The researchers were also able to characterize another iron-type smell: carbon- and phosphorus-containing cast iron and steel develop a metallic-garlic odor when exposed to acids. Until now, metallurgists ascribed this to the gas phosphine (PH3). However, at breathable concentrations, pure phosphine (also known as a pesticide) is basically odorless. The true culprits are organophosphines, especially those champions among intensively smelly compounds like methylphosphine and dimethylphosphine. Their structure is like that of a phosphine molecule in which one or two of the hydrogen atoms are replaced with methyl (CH3) groups.
 
  • #19
fourthindiana said:
When one boils a pot of water on the stove, the water starts to boil into steam at 212 degrees Fahrenheit. The stove provides the heat both to make the water 212 degrees, and the stove provides the heat to change the state of the liquid water to vapor.

Note that you are describing an equilibrium situation where the liquid and the gas co-exist. (By the way this occurs only at pressures of 101 kPa.)

You're asking about a different situation. Different because you don't have the two phases co-existing.
 
  • #20
So it seems that the key to understanding this is that temperature is the average kinetic energy, and there is a great deal of variation between the individual molecules.

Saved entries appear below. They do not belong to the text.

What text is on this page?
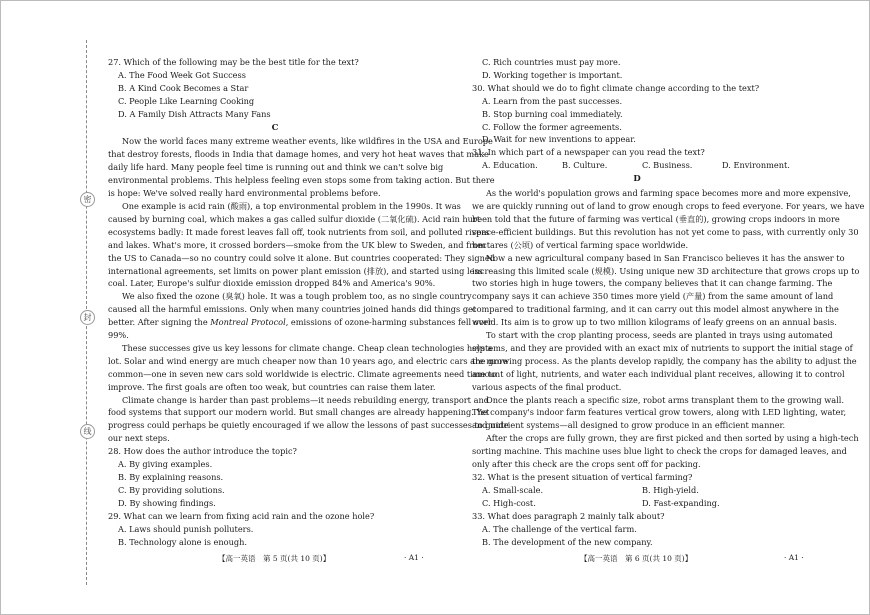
密
封
线
27. Which of the following may be the best title for the text?
A. The Food Week Got Success
B. A Kind Cook Becomes a Star
C. People Like Learning Cooking
D. A Family Dish Attracts Many Fans
C
Now the world faces many extreme weather events, like wildfires in the USA and Europe
that destroy forests, floods in India that damage homes, and very hot heat waves that make
daily life hard. Many people feel time is running out and think we can't solve big
environmental problems. This helpless feeling even stops some from taking action. But there
is hope: We've solved really hard environmental problems before.
One example is acid rain (酸雨), a top environmental problem in the 1990s. It was
caused by burning coal, which makes a gas called sulfur dioxide (二氧化硫). Acid rain hurt
ecosystems badly: It made forest leaves fall off, took nutrients from soil, and polluted rivers
and lakes. What's more, it crossed borders—smoke from the UK blew to Sweden, and from
the US to Canada—so no country could solve it alone. But countries cooperated: They signed
international agreements, set limits on power plant emission (排放), and started using less
coal. Later, Europe's sulfur dioxide emission dropped 84% and America's 90%.
We also fixed the ozone (臭氧) hole. It was a tough problem too, as no single country
caused all the harmful emissions. Only when many countries joined hands did things get
better. After signing the Montreal Protocol, emissions of ozone-harming substances fell over
99%.
These successes give us key lessons for climate change. Cheap clean technologies help a
lot. Solar and wind energy are much cheaper now than 10 years ago, and electric cars are more
common—one in seven new cars sold worldwide is electric. Climate agreements need time to
improve. The first goals are often too weak, but countries can raise them later.
Climate change is harder than past problems—it needs rebuilding energy, transport and
food systems that support our modern world. But small changes are already happening. Yet
progress could perhaps be quietly encouraged if we allow the lessons of past successes to guide
our next steps.
28. How does the author introduce the topic?
A. By giving examples.
B. By explaining reasons.
C. By providing solutions.
D. By showing findings.
29. What can we learn from fixing acid rain and the ozone hole?
A. Laws should punish polluters.
B. Technology alone is enough.
C. Rich countries must pay more.
D. Working together is important.
30. What should we do to fight climate change according to the text?
A. Learn from the past successes.
B. Stop burning coal immediately.
C. Follow the former agreements.
D. Wait for new inventions to appear.
31. In which part of a newspaper can you read the text?
A. Education.	B. Culture.	C. Business.	D. Environment.
D
As the world's population grows and farming space becomes more and more expensive,
we are quickly running out of land to grow enough crops to feed everyone. For years, we have
been told that the future of farming was vertical (垂直的), growing crops indoors in more
space-efficient buildings. But this revolution has not yet come to pass, with currently only 30
hectares (公顷) of vertical farming space worldwide.
Now a new agricultural company based in San Francisco believes it has the answer to
increasing this limited scale (规模). Using unique new 3D architecture that grows crops up to
two stories high in huge towers, the company believes that it can change farming. The
company says it can achieve 350 times more yield (产量) from the same amount of land
compared to traditional farming, and it can carry out this model almost anywhere in the
world. Its aim is to grow up to two million kilograms of leafy greens on an annual basis.
To start with the crop planting process, seeds are planted in trays using automated
systems, and they are provided with an exact mix of nutrients to support the initial stage of
the growing process. As the plants develop rapidly, the company has the ability to adjust the
amount of light, nutrients, and water each individual plant receives, allowing it to control
various aspects of the final product.
Once the plants reach a specific size, robot arms transplant them to the growing wall.
The company's indoor farm features vertical grow towers, along with LED lighting, water,
and nutrient systems—all designed to grow produce in an efficient manner.
After the crops are fully grown, they are first picked and then sorted by using a high-tech
sorting machine. This machine uses blue light to check the crops for damaged leaves, and
only after this check are the crops sent off for packing.
32. What is the present situation of vertical farming?
A. Small-scale.	B. High-yield.
C. High-cost.	D. Fast-expanding.
33. What does paragraph 2 mainly talk about?
A. The challenge of the vertical farm.
B. The development of the new company.
【高一英语　第 5 页(共 10 页)】	· A1 ·	【高一英语　第 6 页(共 10 页)】	· A1 ·
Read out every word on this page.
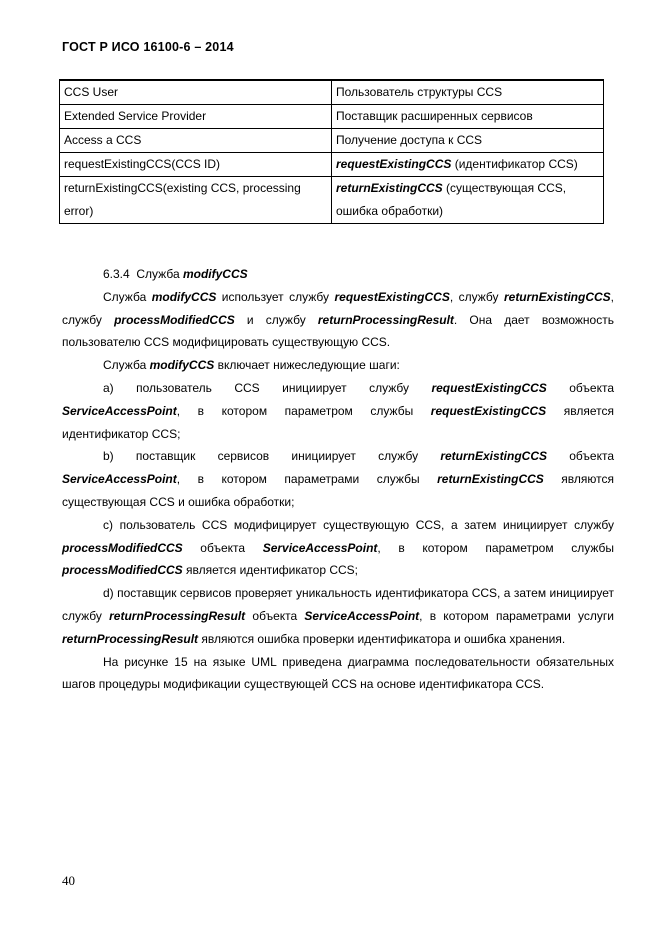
ГОСТ Р ИСО 16100-6 – 2014
CCS User	Пользователь структуры CCS
Extended Service Provider	Поставщик расширенных сервисов
Access a CCS	Получение доступа к CCS
requestExistingCCS(CCS ID)	requestExistingCCS (идентификатор CCS)
returnExistingCCS(existing CCS, processing error)	returnExistingCCS (существующая CCS, ошибка обработки)

6.3.4 Служба modifyCCS

Служба modifyCCS использует службу requestExistingCCS, службу returnExistingCCS, службу processModifiedCCS и службу returnProcessingResult. Она дает возможность пользователю CCS модифицировать существующую CCS.

Служба modifyCCS включает нижеследующие шаги:

a) пользователь CCS инициирует службу requestExistingCCS объекта ServiceAccessPoint, в котором параметром службы requestExistingCCS является идентификатор CCS;

b) поставщик сервисов инициирует службу returnExistingCCS объекта ServiceAccessPoint, в котором параметрами службы returnExistingCCS являются существующая CCS и ошибка обработки;

c) пользователь CCS модифицирует существующую CCS, а затем инициирует службу processModifiedCCS объекта ServiceAccessPoint, в котором параметром службы processModifiedCCS является идентификатор CCS;

d) поставщик сервисов проверяет уникальность идентификатора CCS, а затем инициирует службу returnProcessingResult объекта ServiceAccessPoint, в котором параметрами услуги returnProcessingResult являются ошибка проверки идентификатора и ошибка хранения.

На рисунке 15 на языке UML приведена диаграмма последовательности обязательных шагов процедуры модификации существующей CCS на основе идентификатора CCS.

40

How much variation would you say is typical, between molecules in, for example, a glass of water setting on a table at room temperature? Is that in the range of a 50% difference, a few hundred percent, orders of magnitude, or what? (Never really occurred to me to wonder about that before. )
 
  • #21
LURCH said:
So it seems that the key to understanding this is that temperature is the average kinetic energy, and there is a great deal of variation between the individual molecules. How much variation would you say is typical, between molecules in, for example, a glass of water setting on a table at room temperature? Is that in the range of a 50% difference, a few hundred percent, orders of magnitude, or what? (Never really occurred to me to wonder about that before. )
Supposidly the Maxwell-Boltzman distribution still applies.
 

1. Why does water evaporate at temperatures below 212 F?

Water molecules are constantly moving and have a certain amount of energy, known as kinetic energy. When the temperature is below 212 F, the average kinetic energy of the water molecules is not high enough for all of them to overcome the attractive forces between them and escape into the gas phase. However, some molecules at the surface of the water have enough energy to break free and evaporate.

2. What factors affect the rate of evaporation at temperatures below 212 F?

The rate of evaporation at temperatures below 212 F is affected by several factors, including humidity, air temperature, air pressure, and surface area of the water. Higher humidity and lower air temperature and pressure can decrease the rate of evaporation, while a larger surface area of water can increase the rate of evaporation.

3. Can water evaporate at temperatures below freezing?

Yes, water can evaporate at temperatures below freezing. This is known as sublimation, where the water molecules directly transition from a solid state (ice) to a gas state without passing through the liquid state. This process is commonly seen in dry and cold environments, such as in the Arctic or on mountaintops.

4. Does water evaporate faster in sunlight or in the shade?

Water can evaporate faster in sunlight compared to shade. This is because sunlight provides energy to the water molecules, increasing their kinetic energy and allowing them to escape into the gas phase more easily. In addition, sunlight can also increase the air temperature and decrease humidity, both of which can increase the rate of evaporation.

5. How does the surrounding environment affect the evaporation of water at temperatures below 212 F?

The surrounding environment can have a significant impact on the evaporation of water at temperatures below 212 F. Factors such as wind speed, air movement, and surface conditions (e.g. porous surfaces vs. smooth surfaces) can all affect the rate of evaporation. For example, a windy day can increase the rate of evaporation by carrying away the water vapor near the surface of the water, while a calm day can decrease the rate of evaporation by allowing the water vapor to build up near the surface.